Dziękuję Wam serdecznie.
Henryku - bardzo miło mi czytać Twoje słowa. Rzeczywiście większość to bardzo młode roślinki lub niezdolne jeszcze do kwitnienia, ale robię co mogę.
Marku - specjalnie pokazałam puste miejsce, bo na zapełnienie jeszcze czas.
Agnieszko - nie chce wyjść z parapetów
Moniko - dzięki
Jacku - właśnie mówiąc na serio, jest jeszcze po prostu za zimno. Te, co są na balkonie, są o suchym pysku, madagaskarskie rośliny musiały nieco być podlane i mogą wyjść naprawdę dopiero wtedy, gdy będzie już bardzo ciepło.

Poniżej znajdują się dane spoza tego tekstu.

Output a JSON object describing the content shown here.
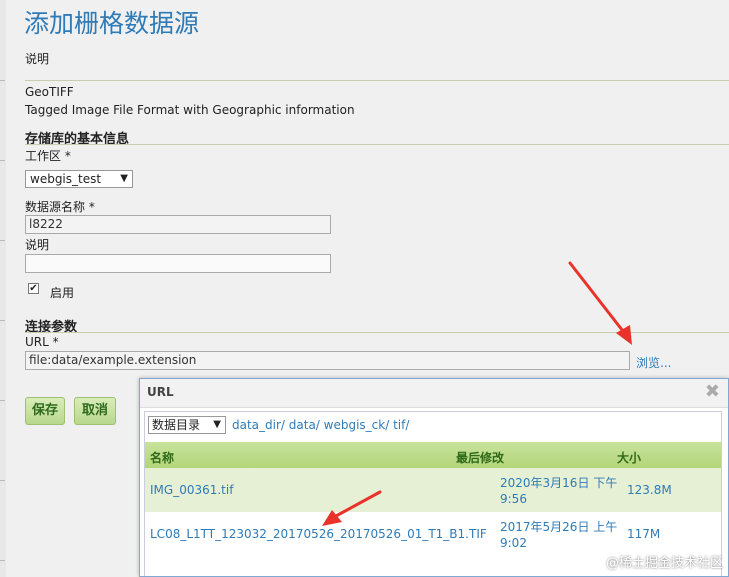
{
  "page": {
    "title": "添加栅格数据源",
    "description_label": "说明",
    "format_name": "GeoTIFF",
    "format_desc": "Tagged Image File Format with Geographic information"
  },
  "store_info": {
    "heading": "存储库的基本信息",
    "workspace_label": "工作区 *",
    "workspace_value": "webgis_test",
    "name_label": "数据源名称 *",
    "name_value": "l8222",
    "desc_label": "说明",
    "desc_value": "",
    "enabled_label": "启用",
    "enabled": true
  },
  "connection": {
    "heading": "连接参数",
    "url_label": "URL *",
    "url_value": "file:data/example.extension",
    "browse_label": "浏览..."
  },
  "buttons": {
    "save": "保存",
    "cancel": "取消"
  },
  "modal": {
    "title": "URL",
    "close_glyph": "✖",
    "dir_select": "数据目录",
    "breadcrumb": "data_dir/ data/ webgis_ck/ tif/",
    "columns": [
      "名称",
      "最后修改",
      "大小"
    ],
    "rows": [
      {
        "name": "IMG_00361.tif",
        "modified_line1": "2020年3月16日 下午",
        "modified_line2": "9:56",
        "size": "123.8M"
      },
      {
        "name": "LC08_L1TT_123032_20170526_20170526_01_T1_B1.TIF",
        "modified_line1": "2017年5月26日 上午",
        "modified_line2": "9:02",
        "size": "117M"
      }
    ]
  },
  "watermark": "@稀土掘金技术社区",
  "colors": {
    "title_blue": "#2e7bb8",
    "button_green": "#b8d88e",
    "header_green": "#b3d57a",
    "arrow_red": "#e8322a"
  }
}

Patryk - a nazwy których? W wolnej chwili chętnie powiem, co jest co.
Artur - dziękuję!
Mieciu - pamiętam, jak o tym mówiłeś... Tymczasem popatrz, u mnie będą teraz już trzeci sezon i dwie stoją non stop na balkonie, nawet zimą. Z pozostałych dwóch zrobił mi mój M taką konstrukcję niegdyś na zieloności:
A teraz przerobił to na ten właśnie stojak na którym są umieszczone epi. Te dwie zmniejszyliśmy o jeden poziom, by można było dojść do koszyków. Dla mnie są rewelacyjne, ale rzeczywiście ten plastik nadmiernego obciążenia może nie wytrzymać. U mnie na razie (tfu tfu) stoi.
Kochani, dziś bardzo krótko... Nad ranem zmarła moja Ukochana Babcia (ze strony Mamy, która bardzo młodo zmarła) i powoli to do mnie dociera. W niedzielę zaś zmarła moja Babcia ze strony Ojca, którego też niedawno w sumie pochowaliśmy. Z Nią co prawda byłam nieco "dalej", ale strata jest jedna... Obie mają pogrzeb w ten sam dzień, i jakoś tak nie mogę się pozbierać... Dwie babcie w niemal jeden dzień stracić, w tym jedna, która była jak Mama... Ciężko.
Musiałam na chwilę do Was zajrzeć, bo ileż myśli może mieć człowiek na raz.
A w wolniejszej chwili pokażę już tegoroczne "moje" kwitnienia i przepiękne nowości. To jednak... za kilka dni.